Lesetipps: Berichte über antisemitische Vorfälle

Ein Text, den ich (weil er nicht bei WordPress verfasst ist) nicht ohne weiteres „rebloggen“ kann, ist in mein Aufmerksamkeitsfeld geraten (ich habe ihn aber schon retweetet). Er  handelt vom ganz gewöhnlichen Antisemitismus, der hier in Deutschland existiert und schon immer existiert hat und den man gar nicht zu importieren braucht (was eine absurde Idee wäre):

„Antisemitismus als Konstante“ von Chajm.

Den Tagesthemenkommentar von Tamara Anthony (ab Minute 8.15) haben dagegen bestimmt viele gesehen. Einen Text, den sie dazu geschrieben hat, So schamlos, so dumm, habe ich erst durch den Text von Chajm entdeckt.

Jetzt doch noch eine kleine persönliche Geschichte. Zufällig hörte ich genau am Tag, nachdem der Kommentar von Tamara Anthony in den Tagesthemen gesendet wurde, einen Vortrag von Micha Brumlik. Ich sprach ihn auf diesen Vorfall an – ich habe schon einiges erlebt, aber dass jemand Morddrohungen ausspricht und trotzig zu ihnen steht, selbst nachdem er von einem der potentiellen Mordopfer zur Rede gestellt wurde (und nicht sich herauszureden versucht nach dem Motto „das war so nicht gemeint“ oder „du hast mich falsch verstanden“) hatte für mich eine neue Qualität. Micha Brumlik sah das alles viel unspektakulärer: „So reden die Leute, wenn sie meinen, dass sie unter sich sind.“

Als „Biodeutsche“ mit vier VolksgenossInnen als Großeltern kann ich das bestätigen: Menschen gehen davon aus, dass ich eine von ihnen bin und ihre Ansichten teile, so dass sie unbefangen reden können, wenn ich dabei bin. Wenn ich widerspreche, sind sie erstaunt.

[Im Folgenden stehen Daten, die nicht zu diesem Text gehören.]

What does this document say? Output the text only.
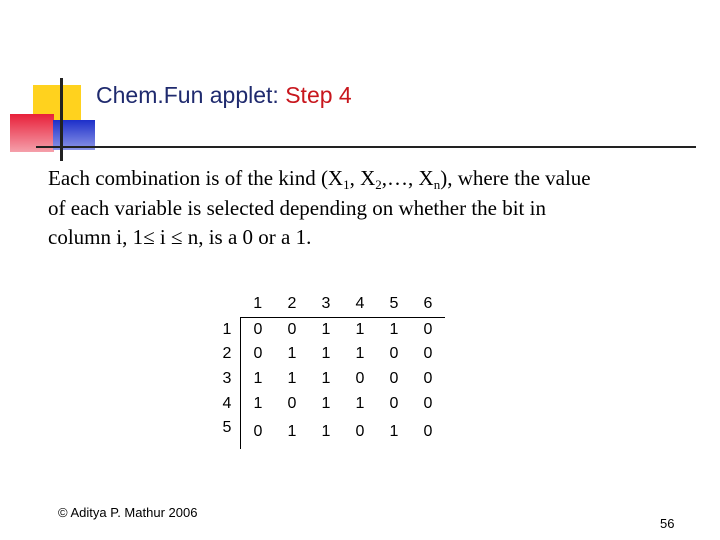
Chem.Fun applet: Step 4

Each combination is of the kind ($X_1$, $X_2,\dots$, $X_n$), where the value
of each variable is selected depending on whether the bit in
column i, 1≤ i ≤ n, is a 0 or a 1.

	1	2	3	4	5	6
1	0	0	1	1	1	0
2	0	1	1	1	0	0
3	1	1	1	0	0	0
4	1	0	1	1	0	0
5	0	1	1	0	1	0
© Aditya P. Mathur 2006
56
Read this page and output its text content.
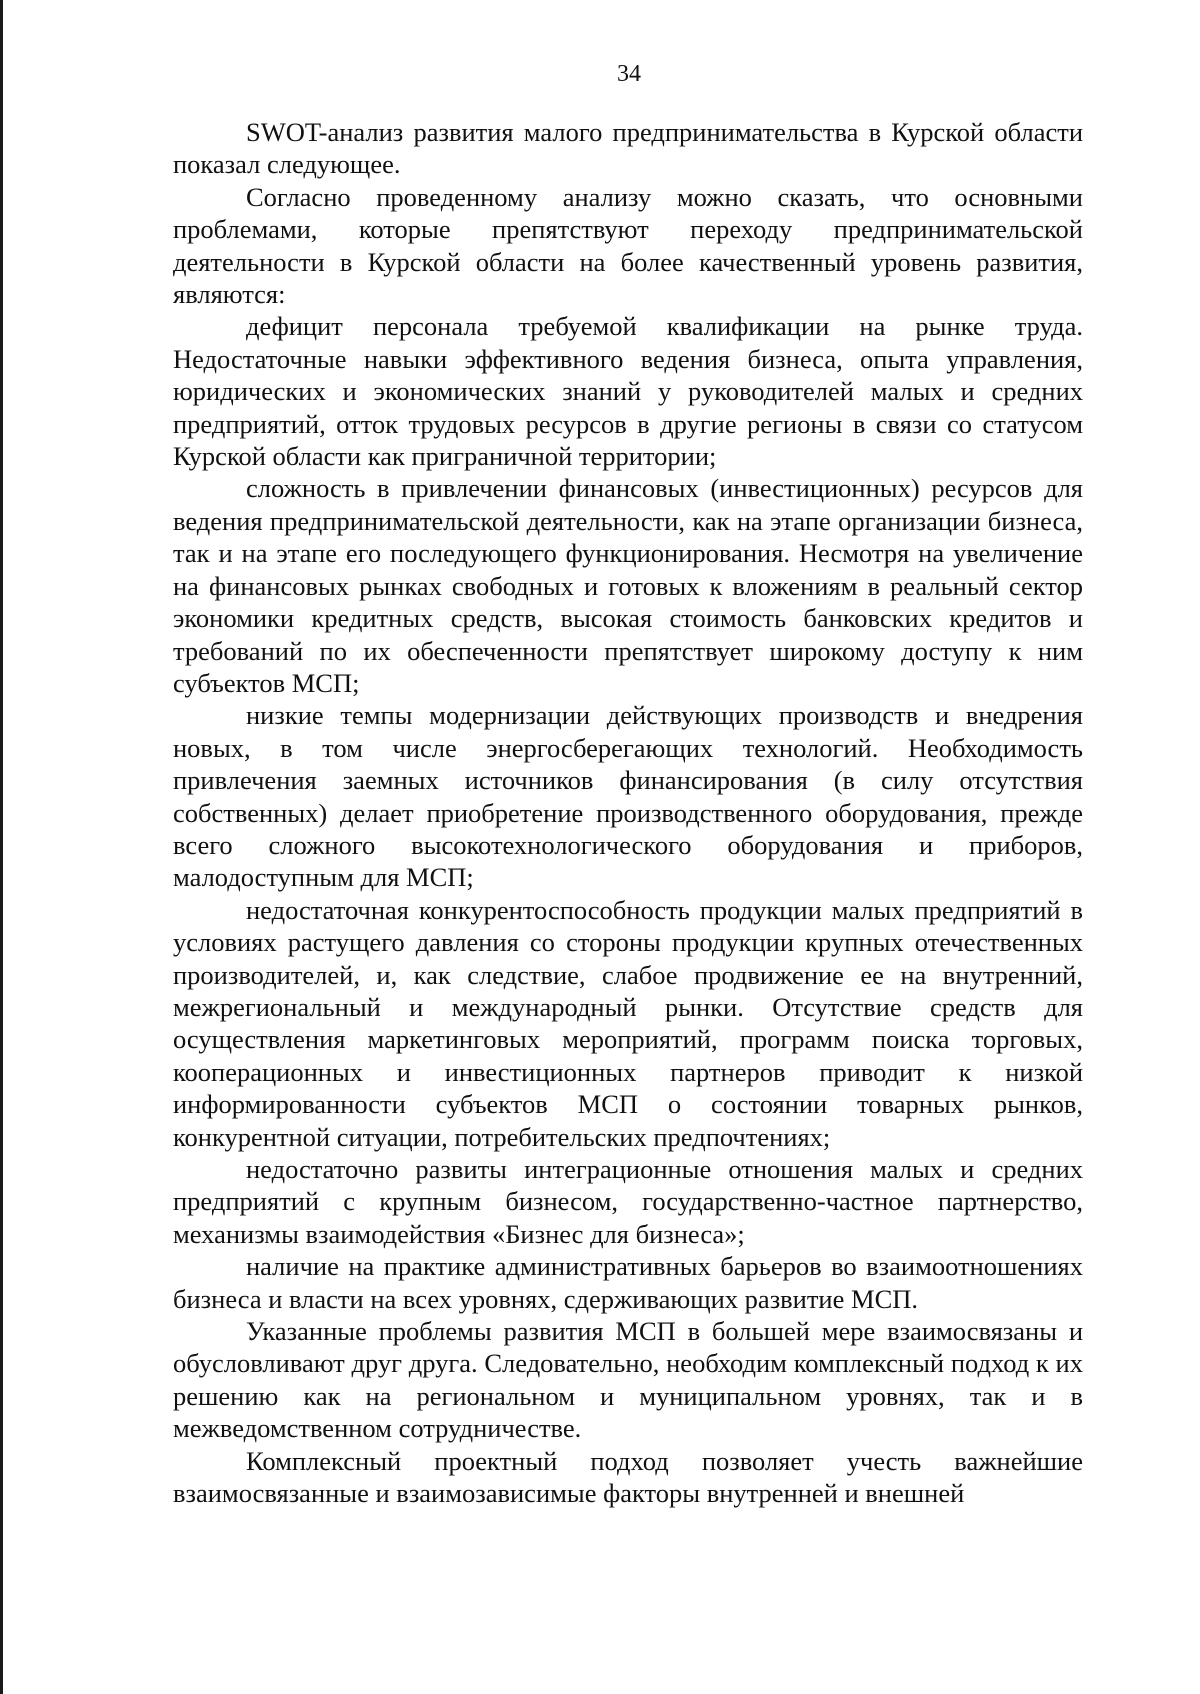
34

SWOT-анализ развития малого предпринимательства в Курской области показал следующее.

Согласно проведенному анализу можно сказать, что основными проблемами, которые препятствуют переходу предпринимательской деятельности в Курской области на более качественный уровень развития, являются:

дефицит персонала требуемой квалификации на рынке труда. Недостаточные навыки эффективного ведения бизнеса, опыта управления, юридических и экономических знаний у руководителей малых и средних предприятий, отток трудовых ресурсов в другие регионы в связи со статусом Курской области как приграничной территории;

сложность в привлечении финансовых (инвестиционных) ресурсов для ведения предпринимательской деятельности, как на этапе организации бизнеса, так и на этапе его последующего функционирования. Несмотря на увеличение на финансовых рынках свободных и готовых к вложениям в реальный сектор экономики кредитных средств, высокая стоимость банковских кредитов и требований по их обеспеченности препятствует широкому доступу к ним субъектов МСП;

низкие темпы модернизации действующих производств и внедрения новых, в том числе энергосберегающих технологий. Необходимость привлечения заемных источников финансирования (в силу отсутствия собственных) делает приобретение производственного оборудования, прежде всего сложного высокотехнологического оборудования и приборов, малодоступным для МСП;

недостаточная конкурентоспособность продукции малых предприятий в условиях растущего давления со стороны продукции крупных отечественных производителей, и, как следствие, слабое продвижение ее на внутренний, межрегиональный и международный рынки. Отсутствие средств для осуществления маркетинговых мероприятий, программ поиска торговых, кооперационных и инвестиционных партнеров приводит к низкой информированности субъектов МСП о состоянии товарных рынков, конкурентной ситуации, потребительских предпочтениях;

недостаточно развиты интеграционные отношения малых и средних предприятий с крупным бизнесом, государственно-частное партнерство, механизмы взаимодействия «Бизнес для бизнеса»;

наличие на практике административных барьеров во взаимоотношениях бизнеса и власти на всех уровнях, сдерживающих развитие МСП.

Указанные проблемы развития МСП в большей мере взаимосвязаны и обусловливают друг друга. Следовательно, необходим комплексный подход к их решению как на региональном и муниципальном уровнях, так и в межведомственном сотрудничестве.

Комплексный проектный подход позволяет учесть важнейшие взаимосвязанные и взаимозависимые факторы внутренней и внешней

Durch einen weiteren Zufall bin ich einen weiteren Tag später in eine solche Situation geraten. „Hollywood“ und die „Wall Street“ wurden für alles Übel dieser Welt verantwortlich gemacht, einschließlich des Nationalsozialismus. Ich wies auf die Absurdität dieser Behauptungen hin. Die Reaktionen waren nicht schön (wie zu erwarten), aber wirklich erstaunlich war eine Antwort, die ich erhielt, nachdem ich darum bat, sich nicht wie am Stammtisch zu benehmen, da man eben nicht unter sich sei, ich sei nämlich auch da: Ich solle bedenken, dass mich das Thema besonders direkt berühre und aufrege. Normalerweise würde man auf meine Empfindlichkeiten Rücksicht nehmen, aber ich sei in ein Gespräch hineingeraten, das schon in meiner Abwesenheit begonnen hatte.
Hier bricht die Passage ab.